I built this device in 2005.
I milled my Hopf device from 1/2" (12.7 mm.) 6061-T6 aluminum plate. The central hole and outer holes have 65 and 46 mm. internal diameters respectively, and the ring thickness is 11.2 mm. between rings and 12.3 mm. on the periphery. My Hopf weight 197 g.
The Hopf is used like a figure eight descender, but it has a third ring that provides some additional flexibility. The third ring’s main function is to provide a convenient tie-off point for stopping on rappel or for supporting a climber after belaying a fall. Personally, I think that the various side-horn type eights (e.g., various Russian eights, SBCI Sidewinder) provide more convenient tie-offs, and I dislike belaying with a figure eight because I like to have more friction in my belay device.
The extra ring can also perform the same functions that ears do on a a figure eight with ears; i.e., greatly increasing the size of the device in return for reducing the chance of a girth hitch forming on rappel.
I first learned of the Hopf from Norman Kingsley’s 1975 book
Icecraft. He credits the design to Dr. Hopf of Bern,
Switzerland. Dr. Hopf applied for a patent in 1968 and received Swiss Patent #494,041 for the descender. When I visited Walter Marti (the original Jumar
manufacturer) in 1982, he showed me a Hopf, but I was unable to
find one in any of the Bernese (or any other Swiss) climbing shops,
nor was I able to find one during my visit to Switzerland for
the 1997 International Congress of Speleology. I finally settled
for making my own. The dimensions I chose are reasonable but somewhat
arbitrary; like the figure eight,
one can make useful Hopfs with a wide variety of ring sizes. The reason that I separated the two eyes by 135° instead of 90° simply because that is what I remembered, probably incorrectly. For machining simplicity, I omitted the small nubbin on the tie-off eye.
In early 2007, John Sharples arranged a trade with the Newcastle Ramblers Bushwalking Club (Australia) for this Hopf device.
The Hopf, Version B is made from aluminum. It is 171 mm. tall, 180 mm. wide, and 12 mm. thick. The rope hole is 96 mm. in diameter, the eye 32.7 mm., and the auxiliary hole 41.7 mm. This Hopf weighs 231 g.
There are no markings on this Hopf device.
John tried to find out where this Hopf came from, but no one knew for sure. The best he could find was, "there is a suspicion that it was made by a local caving club." Although it looks like it was milled from aluminum plate, some of the marks on the inside of the three holes look like it was forged. This Hopf has a small nubbin on the side hole like the one shown in Kingsley’s book. This helps hold the rope in place if one chooses to drape it over the side ring (e.g., to provide additional friction on rappel).

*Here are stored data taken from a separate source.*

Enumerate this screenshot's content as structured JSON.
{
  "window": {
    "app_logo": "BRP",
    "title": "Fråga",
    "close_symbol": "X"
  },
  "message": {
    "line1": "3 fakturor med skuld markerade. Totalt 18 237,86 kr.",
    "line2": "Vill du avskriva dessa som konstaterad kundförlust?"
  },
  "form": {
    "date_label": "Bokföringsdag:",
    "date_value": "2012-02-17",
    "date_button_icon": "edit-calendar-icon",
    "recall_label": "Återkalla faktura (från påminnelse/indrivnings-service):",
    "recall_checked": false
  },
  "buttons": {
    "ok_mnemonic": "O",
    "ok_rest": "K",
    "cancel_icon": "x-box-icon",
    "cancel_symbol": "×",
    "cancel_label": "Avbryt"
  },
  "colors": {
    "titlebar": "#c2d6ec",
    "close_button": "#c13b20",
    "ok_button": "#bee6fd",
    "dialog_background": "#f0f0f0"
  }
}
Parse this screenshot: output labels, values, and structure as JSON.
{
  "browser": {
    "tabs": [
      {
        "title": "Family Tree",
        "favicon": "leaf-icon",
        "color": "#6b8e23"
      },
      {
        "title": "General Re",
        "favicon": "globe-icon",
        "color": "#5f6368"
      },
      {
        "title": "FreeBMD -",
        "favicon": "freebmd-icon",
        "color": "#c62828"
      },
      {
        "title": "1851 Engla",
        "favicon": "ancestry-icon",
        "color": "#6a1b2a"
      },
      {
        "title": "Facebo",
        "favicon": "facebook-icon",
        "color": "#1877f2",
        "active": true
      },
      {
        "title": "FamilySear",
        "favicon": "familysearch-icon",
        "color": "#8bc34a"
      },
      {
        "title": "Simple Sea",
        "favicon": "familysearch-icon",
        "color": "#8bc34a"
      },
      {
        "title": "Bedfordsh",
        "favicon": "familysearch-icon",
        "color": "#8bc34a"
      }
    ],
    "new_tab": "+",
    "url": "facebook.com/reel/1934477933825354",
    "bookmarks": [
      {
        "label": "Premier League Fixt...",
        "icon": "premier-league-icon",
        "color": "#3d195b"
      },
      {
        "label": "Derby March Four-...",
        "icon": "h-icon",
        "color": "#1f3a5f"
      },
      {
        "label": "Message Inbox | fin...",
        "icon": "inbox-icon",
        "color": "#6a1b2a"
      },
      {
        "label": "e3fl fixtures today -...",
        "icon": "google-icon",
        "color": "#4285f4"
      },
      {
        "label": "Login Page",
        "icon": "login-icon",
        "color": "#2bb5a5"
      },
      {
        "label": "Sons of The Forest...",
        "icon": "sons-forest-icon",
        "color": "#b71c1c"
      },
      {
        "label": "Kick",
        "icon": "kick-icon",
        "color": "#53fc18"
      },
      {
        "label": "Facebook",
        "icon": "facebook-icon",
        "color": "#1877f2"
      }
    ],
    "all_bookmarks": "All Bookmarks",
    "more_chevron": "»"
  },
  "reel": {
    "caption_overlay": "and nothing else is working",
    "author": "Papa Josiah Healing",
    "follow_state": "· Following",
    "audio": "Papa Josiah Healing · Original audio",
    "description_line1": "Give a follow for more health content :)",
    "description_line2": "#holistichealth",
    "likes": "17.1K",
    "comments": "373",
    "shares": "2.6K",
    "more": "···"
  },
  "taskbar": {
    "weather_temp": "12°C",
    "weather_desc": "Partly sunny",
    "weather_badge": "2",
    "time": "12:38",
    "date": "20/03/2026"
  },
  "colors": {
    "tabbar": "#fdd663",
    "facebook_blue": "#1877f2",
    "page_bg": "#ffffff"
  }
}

I acquired one Hopf, Version C from Kathleen Merritt in 2010, a second from David G Keenan II in 2015, and a third from Wild Gear Deals in 2022.
Version C is 161 mm. tall, 127 mm. wide, 12 mm. thick, and weighs 183 g.
There are no markings on this device
These Hopf Enten are significantly smaller than Version B.
Kathleen Merritt’s eBay listing described this as follows:
European rappelling and belaying device in the shape of a duck called the Ente (German for duck) purchased in 1974 from a Swiss mountain guide and has never been used. Brand is unknown.
Based on this description, I think Version C is an "authentic" Hopf.
Dr. Hopf of Bern, Switzerland applied for a patent in 1968 and received Swiss Patent #494,041 for the descender.